Die ersten Grünenwähler waren Männer; Frauen hätten damals nicht im Traum daran gedacht, die Partei zu unterstützen. Das Letzte, was man brauche, sei eine Geschlechterspaltung. Vielmehr sei es entscheidend, eingängige Slogans zu formulieren – so wie es die Trump-Kampagne vorgemacht habe. Unpolitische Menschen, die sich auf der Arbeit über „Love Island“ oder „Deutschland sucht den Superstar“ unterhalten, erreiche man nicht mit abstrakten Statistiken und Zahlen.
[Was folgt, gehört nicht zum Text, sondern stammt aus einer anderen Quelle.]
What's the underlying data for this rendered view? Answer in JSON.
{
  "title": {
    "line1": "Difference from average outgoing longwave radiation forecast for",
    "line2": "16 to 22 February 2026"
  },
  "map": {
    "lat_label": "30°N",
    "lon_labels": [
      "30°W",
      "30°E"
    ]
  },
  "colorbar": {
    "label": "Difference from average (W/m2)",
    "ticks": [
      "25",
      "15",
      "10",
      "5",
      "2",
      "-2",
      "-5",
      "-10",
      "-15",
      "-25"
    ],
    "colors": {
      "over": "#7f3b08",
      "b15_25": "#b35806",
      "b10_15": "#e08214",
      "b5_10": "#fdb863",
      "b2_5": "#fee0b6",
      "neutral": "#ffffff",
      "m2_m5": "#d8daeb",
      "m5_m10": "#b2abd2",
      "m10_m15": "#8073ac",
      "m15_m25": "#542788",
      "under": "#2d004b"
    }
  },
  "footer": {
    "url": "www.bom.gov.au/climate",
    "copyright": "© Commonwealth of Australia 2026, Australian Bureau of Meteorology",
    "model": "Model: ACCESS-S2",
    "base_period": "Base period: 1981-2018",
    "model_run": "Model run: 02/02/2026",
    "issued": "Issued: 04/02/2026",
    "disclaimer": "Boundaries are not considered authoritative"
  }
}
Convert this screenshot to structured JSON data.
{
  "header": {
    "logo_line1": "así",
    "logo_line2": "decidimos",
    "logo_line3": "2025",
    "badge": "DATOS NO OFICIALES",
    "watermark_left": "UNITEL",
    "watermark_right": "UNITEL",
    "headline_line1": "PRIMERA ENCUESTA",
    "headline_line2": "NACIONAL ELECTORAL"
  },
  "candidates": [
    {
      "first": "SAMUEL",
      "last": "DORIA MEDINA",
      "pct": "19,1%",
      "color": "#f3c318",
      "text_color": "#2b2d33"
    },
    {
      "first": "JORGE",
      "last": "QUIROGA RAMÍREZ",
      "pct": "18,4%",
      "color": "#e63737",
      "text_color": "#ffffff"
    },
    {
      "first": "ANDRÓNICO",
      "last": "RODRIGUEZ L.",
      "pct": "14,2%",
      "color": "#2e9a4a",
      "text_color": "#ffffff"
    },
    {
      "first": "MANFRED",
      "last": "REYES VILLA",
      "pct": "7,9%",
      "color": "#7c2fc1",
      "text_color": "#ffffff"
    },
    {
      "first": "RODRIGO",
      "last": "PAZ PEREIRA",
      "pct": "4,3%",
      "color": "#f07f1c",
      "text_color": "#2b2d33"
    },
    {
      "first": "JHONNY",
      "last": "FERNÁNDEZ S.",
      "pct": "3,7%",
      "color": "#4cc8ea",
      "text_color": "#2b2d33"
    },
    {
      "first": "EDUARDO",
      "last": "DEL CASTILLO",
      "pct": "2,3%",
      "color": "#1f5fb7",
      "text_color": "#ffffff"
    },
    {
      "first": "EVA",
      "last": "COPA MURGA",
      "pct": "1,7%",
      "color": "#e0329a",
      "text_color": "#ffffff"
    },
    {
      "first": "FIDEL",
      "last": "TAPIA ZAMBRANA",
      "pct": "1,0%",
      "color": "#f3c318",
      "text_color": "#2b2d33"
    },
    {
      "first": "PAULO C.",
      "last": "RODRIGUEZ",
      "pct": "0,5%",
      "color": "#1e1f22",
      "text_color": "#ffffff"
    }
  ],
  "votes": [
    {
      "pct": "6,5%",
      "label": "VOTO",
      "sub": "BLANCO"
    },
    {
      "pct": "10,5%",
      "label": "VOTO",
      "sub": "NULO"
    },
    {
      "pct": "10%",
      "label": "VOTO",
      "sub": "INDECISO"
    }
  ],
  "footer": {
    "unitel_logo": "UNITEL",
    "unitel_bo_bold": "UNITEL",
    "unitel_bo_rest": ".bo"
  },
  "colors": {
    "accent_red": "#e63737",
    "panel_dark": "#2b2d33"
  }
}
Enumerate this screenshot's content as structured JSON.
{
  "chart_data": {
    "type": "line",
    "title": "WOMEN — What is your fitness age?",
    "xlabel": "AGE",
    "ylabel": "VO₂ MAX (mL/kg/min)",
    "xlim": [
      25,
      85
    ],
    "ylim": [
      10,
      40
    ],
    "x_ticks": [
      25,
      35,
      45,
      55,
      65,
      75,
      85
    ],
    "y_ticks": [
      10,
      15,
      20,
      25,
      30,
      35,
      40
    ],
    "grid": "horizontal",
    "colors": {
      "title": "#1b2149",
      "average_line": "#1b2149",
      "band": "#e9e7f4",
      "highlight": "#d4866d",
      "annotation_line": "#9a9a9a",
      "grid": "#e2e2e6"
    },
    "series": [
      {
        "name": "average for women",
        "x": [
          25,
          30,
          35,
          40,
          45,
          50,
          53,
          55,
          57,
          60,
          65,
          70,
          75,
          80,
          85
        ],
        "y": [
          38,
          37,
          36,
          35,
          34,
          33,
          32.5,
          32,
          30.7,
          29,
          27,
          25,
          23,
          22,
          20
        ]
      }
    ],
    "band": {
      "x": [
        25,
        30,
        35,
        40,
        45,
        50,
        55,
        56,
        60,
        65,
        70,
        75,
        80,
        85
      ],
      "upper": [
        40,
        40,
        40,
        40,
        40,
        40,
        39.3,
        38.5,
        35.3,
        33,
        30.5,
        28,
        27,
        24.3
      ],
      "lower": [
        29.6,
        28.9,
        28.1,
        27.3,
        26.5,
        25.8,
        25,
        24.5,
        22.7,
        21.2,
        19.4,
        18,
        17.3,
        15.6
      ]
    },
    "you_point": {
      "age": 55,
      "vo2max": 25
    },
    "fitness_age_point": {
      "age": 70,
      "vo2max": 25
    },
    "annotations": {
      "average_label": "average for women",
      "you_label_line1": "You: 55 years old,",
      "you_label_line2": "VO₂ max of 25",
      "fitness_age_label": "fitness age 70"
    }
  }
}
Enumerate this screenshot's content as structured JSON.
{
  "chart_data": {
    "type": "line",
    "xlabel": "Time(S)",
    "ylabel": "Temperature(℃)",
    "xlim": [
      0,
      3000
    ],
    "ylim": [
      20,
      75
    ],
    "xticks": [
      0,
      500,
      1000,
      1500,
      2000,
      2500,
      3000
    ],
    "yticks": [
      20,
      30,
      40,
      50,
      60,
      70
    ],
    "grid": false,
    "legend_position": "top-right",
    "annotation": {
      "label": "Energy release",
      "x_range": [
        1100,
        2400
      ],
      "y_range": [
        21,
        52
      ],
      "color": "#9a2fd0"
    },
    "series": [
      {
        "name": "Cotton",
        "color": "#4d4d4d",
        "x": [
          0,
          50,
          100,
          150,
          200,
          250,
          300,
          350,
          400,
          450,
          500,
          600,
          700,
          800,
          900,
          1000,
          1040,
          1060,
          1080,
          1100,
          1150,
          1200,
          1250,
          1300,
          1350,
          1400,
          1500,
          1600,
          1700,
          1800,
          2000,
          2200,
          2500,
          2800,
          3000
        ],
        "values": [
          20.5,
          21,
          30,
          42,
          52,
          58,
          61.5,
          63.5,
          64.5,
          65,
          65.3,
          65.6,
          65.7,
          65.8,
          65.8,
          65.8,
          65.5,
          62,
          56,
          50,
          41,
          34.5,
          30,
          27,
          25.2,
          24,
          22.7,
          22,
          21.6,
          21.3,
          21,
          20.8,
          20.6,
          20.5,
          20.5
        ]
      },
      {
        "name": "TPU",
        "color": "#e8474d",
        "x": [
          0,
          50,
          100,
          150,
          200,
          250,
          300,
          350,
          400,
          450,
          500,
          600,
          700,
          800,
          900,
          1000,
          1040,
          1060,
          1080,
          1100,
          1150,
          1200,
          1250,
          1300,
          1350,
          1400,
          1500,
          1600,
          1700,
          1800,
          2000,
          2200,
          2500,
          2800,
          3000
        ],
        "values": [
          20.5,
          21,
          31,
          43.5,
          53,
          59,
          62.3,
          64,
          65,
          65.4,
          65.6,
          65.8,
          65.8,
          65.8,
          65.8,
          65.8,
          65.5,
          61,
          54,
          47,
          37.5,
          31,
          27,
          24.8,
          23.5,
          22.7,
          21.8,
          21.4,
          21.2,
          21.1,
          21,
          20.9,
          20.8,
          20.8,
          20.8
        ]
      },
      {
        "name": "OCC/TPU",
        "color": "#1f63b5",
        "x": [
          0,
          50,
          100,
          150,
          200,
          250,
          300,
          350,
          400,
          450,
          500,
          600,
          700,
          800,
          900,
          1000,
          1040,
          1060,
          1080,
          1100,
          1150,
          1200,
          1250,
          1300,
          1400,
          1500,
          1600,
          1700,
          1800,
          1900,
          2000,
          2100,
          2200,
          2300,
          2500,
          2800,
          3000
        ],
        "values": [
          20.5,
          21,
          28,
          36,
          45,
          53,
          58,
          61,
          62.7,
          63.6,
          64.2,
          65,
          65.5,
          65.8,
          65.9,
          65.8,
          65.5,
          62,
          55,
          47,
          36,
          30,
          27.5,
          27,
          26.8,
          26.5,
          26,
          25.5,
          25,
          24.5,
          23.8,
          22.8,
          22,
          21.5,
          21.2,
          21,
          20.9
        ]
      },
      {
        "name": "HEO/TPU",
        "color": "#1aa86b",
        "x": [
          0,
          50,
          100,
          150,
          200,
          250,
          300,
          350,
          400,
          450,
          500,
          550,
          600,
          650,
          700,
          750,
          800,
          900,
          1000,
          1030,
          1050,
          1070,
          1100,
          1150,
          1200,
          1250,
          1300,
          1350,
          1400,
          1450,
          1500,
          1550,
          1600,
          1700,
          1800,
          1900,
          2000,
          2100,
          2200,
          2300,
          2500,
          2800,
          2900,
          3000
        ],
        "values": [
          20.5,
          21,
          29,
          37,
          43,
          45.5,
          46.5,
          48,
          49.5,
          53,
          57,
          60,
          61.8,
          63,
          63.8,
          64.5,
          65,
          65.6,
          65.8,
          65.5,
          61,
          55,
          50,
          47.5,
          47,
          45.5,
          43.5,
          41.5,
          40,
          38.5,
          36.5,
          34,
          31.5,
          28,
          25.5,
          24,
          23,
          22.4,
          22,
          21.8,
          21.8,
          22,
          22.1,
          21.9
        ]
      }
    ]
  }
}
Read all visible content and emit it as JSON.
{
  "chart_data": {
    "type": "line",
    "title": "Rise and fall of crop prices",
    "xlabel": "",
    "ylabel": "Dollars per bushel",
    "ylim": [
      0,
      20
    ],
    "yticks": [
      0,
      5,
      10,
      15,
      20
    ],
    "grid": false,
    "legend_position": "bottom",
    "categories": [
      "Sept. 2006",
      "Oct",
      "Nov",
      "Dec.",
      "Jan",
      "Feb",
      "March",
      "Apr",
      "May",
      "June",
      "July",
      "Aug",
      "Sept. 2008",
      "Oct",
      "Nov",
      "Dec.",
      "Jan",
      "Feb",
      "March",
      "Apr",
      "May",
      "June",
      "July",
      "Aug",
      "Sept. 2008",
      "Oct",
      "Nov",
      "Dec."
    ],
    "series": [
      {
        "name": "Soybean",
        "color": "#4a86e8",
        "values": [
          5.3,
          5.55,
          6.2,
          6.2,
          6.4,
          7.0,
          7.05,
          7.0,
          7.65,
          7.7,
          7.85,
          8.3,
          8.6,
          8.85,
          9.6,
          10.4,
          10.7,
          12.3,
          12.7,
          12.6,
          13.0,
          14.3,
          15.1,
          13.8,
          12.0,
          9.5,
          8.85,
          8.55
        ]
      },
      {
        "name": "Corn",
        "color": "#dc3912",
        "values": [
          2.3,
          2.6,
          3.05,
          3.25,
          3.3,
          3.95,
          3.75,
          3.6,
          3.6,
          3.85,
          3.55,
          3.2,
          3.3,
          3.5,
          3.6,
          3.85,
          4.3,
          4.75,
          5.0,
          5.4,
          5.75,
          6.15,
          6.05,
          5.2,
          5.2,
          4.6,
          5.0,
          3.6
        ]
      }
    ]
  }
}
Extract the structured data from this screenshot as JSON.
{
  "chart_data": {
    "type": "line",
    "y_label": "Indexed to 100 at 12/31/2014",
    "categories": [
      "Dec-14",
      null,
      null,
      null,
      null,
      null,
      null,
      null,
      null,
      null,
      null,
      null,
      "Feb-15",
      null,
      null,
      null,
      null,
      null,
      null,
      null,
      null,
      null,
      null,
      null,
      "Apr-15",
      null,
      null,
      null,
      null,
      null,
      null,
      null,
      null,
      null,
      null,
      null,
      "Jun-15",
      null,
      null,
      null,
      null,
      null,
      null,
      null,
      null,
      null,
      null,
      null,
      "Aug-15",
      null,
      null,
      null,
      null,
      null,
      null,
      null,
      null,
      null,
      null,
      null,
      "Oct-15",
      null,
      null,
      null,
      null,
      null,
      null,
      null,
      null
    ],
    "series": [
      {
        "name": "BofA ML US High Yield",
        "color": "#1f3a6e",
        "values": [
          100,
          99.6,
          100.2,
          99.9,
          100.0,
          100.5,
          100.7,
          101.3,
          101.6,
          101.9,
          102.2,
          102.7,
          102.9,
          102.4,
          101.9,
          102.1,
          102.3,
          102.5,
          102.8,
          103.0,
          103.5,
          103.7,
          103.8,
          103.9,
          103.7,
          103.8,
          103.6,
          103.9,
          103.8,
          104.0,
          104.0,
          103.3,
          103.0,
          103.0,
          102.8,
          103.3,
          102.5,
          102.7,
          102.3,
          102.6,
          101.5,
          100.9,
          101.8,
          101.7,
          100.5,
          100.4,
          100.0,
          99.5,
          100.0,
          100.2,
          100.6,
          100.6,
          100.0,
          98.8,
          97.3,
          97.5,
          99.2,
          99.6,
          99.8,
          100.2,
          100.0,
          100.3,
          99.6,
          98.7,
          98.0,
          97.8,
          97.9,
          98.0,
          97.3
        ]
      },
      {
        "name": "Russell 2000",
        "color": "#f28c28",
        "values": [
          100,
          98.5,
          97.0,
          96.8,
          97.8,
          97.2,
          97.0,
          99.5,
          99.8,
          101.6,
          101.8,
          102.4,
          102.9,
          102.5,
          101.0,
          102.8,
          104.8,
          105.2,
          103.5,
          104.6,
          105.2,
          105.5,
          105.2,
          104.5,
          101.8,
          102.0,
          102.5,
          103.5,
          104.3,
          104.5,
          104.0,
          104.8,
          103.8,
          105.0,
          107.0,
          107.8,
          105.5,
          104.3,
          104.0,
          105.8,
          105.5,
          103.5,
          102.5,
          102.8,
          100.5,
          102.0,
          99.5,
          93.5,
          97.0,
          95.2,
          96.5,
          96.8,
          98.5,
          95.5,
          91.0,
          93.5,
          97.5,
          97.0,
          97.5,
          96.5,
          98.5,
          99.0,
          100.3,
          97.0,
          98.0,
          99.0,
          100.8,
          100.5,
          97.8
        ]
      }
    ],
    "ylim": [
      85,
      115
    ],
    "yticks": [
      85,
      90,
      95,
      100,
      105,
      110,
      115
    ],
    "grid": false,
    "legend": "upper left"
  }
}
Trotzdem hat Sellner einige interessante Daten mitgebracht. Ein Schaubild zeigt die seit dem Zweiten Weltkrieg enorm gestiegene Zahl der Verfassungsschutz-Mitarbeiter. Nach dem Ende des Kalten Krieges 1990 stagnierte die Zahl, es gab keine Kommunisten mehr zu verfolgen. Ab 2015 steigt sie jedoch wieder sprunghaft an. „Das Establishment ist nervös“, erklärt er.
Knapp 300.000 Berliner haben AfD gewählt. „Spendet jeder nur drei Euro im Monat – das entspricht einer Bockwurst an der Tankstelle – wären das 900.000 Euro pro Monat“, rechnet er vor. Damit könnte ein Bildungszentrum der Rechten in Berlin finanziert werden. „Es ist längst überfällig. Alle sind gefragt!“
Trotz der tobenden Menge vor dem Restaurant ist die Stimmung nach dem überstandenen Pfefferspray-Angriff gelöst. Das Publikum ist jünger als der Durchschnitt, das Geschlechterverhältnis ausgeglichen. Ich erkenne einige junge Berliner Journalisten und Influencer. Der Vortrag wird zweimal von der Polizei unterbrochen, auch der Wirt mahnt zur Eile. Selfies werden gemacht, fast jeder möchte ein signiertes Buch kaufen, während eine Spendenbox für den Wirt die Runde macht.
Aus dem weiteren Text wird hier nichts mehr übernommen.